The Reserve Bank of India is unlikely to take a breather in its war against inflation despite the economy showing signs of a slowdown.
Bankers and economists are expecting the central bank to continue with its anti-inflationary stance and may nudge up the short-term interest rate at which it infuses liquidity into the banking system (repo rate) by a ‘milder' 0.25 percentage points to 8.25 per cent.
Notwithstanding the fact that the RBI is faced with the classic growth versus inflation dilemma, the widely-held view is that exorcising the inflation-monster will take precedence over growth in mid-quarter review of the Monetary Policy, scheduled to be announced on Friday.
However, a section of analysts feel that the RBI may pause in its rate hike cycle as 11 rates hikes since March end 2010 has not had the desired impact on inflation.

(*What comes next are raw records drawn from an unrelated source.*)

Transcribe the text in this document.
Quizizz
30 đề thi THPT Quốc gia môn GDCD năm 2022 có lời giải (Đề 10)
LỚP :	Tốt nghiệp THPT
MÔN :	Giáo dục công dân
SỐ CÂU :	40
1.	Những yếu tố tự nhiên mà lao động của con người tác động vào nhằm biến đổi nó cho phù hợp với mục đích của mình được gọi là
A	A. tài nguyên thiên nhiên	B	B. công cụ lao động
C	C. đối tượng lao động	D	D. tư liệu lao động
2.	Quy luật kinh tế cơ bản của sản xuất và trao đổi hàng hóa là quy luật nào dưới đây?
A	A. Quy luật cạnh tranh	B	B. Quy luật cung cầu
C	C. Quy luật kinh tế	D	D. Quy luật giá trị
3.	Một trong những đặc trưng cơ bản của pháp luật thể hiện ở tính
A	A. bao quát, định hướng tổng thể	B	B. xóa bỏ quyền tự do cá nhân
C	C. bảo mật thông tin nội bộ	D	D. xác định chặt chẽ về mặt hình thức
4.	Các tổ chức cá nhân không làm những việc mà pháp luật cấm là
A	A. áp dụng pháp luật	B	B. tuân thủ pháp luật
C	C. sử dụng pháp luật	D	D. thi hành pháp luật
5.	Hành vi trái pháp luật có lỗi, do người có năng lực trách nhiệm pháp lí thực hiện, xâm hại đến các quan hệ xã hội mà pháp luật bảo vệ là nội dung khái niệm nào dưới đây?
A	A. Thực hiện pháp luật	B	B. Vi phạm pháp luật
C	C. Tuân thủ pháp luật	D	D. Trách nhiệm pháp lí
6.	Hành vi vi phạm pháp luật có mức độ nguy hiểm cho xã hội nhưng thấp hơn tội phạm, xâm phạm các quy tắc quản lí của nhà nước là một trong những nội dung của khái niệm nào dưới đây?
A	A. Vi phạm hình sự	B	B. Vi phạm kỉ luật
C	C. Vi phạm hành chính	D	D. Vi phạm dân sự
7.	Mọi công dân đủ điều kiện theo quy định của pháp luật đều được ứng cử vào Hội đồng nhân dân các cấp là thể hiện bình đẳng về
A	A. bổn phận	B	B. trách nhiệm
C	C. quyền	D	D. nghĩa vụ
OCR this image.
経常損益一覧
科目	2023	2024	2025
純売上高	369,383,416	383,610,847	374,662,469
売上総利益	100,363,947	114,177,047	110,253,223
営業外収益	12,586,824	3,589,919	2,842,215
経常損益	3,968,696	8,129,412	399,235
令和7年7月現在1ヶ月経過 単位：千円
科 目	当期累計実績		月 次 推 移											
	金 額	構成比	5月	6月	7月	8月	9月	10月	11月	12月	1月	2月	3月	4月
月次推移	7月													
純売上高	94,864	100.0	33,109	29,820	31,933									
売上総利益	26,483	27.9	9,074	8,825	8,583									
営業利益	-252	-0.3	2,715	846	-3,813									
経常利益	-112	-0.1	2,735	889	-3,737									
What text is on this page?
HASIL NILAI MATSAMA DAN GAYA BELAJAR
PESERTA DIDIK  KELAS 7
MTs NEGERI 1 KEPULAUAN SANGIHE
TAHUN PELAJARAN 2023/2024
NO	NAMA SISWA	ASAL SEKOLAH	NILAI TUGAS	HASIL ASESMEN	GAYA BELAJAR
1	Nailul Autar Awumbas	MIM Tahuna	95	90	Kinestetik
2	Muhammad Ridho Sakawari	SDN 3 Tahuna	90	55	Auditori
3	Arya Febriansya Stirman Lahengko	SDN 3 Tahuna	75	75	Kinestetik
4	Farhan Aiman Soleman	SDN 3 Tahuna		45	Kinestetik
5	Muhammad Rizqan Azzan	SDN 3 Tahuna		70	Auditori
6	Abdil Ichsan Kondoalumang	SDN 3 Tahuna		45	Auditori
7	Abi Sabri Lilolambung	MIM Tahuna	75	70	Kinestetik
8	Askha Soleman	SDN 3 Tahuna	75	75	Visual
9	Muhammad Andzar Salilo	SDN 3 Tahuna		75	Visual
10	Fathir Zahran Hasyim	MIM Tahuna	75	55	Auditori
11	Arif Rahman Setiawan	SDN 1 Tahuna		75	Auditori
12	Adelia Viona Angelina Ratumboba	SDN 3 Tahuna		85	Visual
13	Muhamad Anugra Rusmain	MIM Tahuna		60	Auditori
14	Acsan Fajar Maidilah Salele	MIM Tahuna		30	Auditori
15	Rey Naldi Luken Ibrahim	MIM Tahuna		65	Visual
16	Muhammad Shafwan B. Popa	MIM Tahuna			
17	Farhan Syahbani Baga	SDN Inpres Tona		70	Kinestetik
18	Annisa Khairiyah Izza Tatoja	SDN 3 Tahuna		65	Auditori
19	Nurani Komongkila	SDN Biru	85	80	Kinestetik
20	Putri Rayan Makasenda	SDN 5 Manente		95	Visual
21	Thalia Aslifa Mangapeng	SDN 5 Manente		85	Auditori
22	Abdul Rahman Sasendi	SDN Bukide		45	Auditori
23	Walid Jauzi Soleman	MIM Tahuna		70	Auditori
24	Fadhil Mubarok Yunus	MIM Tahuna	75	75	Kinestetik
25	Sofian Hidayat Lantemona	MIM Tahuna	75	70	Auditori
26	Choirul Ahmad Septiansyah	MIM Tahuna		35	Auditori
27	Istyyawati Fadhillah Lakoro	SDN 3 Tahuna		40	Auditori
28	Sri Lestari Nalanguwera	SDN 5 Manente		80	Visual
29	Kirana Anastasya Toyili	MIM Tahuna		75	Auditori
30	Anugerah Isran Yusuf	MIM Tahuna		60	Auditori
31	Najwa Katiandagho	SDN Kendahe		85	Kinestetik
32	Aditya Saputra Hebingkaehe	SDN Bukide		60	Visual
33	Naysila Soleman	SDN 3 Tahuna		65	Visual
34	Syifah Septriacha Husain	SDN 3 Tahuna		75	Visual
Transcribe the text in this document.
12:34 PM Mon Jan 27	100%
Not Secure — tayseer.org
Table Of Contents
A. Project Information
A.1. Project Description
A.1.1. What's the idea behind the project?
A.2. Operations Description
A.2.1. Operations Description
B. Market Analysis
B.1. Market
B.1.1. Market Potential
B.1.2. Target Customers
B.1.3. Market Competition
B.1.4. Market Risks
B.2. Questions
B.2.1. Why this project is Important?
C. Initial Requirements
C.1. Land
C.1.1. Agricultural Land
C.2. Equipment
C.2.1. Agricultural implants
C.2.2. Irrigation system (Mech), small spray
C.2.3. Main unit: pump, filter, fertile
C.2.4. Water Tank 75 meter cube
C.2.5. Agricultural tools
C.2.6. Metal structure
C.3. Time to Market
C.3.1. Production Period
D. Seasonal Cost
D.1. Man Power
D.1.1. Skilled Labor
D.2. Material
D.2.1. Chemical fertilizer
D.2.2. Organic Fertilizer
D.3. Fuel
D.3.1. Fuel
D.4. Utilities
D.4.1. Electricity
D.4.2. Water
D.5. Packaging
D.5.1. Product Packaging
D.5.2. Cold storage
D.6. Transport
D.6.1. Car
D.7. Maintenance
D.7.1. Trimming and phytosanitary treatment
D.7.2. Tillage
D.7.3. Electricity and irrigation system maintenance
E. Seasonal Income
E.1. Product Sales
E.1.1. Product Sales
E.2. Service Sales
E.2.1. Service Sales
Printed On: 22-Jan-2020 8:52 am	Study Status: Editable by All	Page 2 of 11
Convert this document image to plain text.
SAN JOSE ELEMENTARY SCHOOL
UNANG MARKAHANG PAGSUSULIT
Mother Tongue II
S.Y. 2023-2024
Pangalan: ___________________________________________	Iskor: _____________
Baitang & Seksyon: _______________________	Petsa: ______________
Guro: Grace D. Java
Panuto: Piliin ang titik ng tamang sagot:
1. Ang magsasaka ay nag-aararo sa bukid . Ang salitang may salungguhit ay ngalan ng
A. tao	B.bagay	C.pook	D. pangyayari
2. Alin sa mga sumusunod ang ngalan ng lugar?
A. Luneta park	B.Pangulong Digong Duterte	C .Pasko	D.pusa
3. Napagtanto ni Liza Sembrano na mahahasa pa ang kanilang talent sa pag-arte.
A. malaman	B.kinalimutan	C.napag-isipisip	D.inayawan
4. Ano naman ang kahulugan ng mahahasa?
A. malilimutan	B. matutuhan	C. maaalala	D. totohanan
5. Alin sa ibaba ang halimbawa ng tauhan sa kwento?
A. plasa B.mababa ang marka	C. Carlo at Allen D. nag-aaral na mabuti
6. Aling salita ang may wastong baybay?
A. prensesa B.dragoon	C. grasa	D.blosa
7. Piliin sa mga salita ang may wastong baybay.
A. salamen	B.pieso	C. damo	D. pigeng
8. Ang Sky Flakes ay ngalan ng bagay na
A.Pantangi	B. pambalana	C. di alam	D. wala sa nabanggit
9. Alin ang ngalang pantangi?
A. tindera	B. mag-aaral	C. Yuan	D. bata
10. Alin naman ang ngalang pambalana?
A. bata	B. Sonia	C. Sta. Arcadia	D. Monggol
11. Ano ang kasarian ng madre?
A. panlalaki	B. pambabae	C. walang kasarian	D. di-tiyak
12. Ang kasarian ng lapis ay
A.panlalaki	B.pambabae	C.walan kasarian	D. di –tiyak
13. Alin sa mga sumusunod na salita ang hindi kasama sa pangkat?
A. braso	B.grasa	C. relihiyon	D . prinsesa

It is now for the Government to take fiscal steps to tackle inflation and promote growth.
The index of industrial production reading has plunged to a 21-month low of 3.3 per cent in July, against 6.6 per cent in June, and the inflation reading in August at 9.78 per cent is just shy of double digits.
With the inflation figures touching close to double digits, the IIP number plunging and the sovereign debt situation in Eurozone fast deteriorating, the RBI faces a tough call, said Dr Brinda Jagirdar, General Manager, State Bank of India.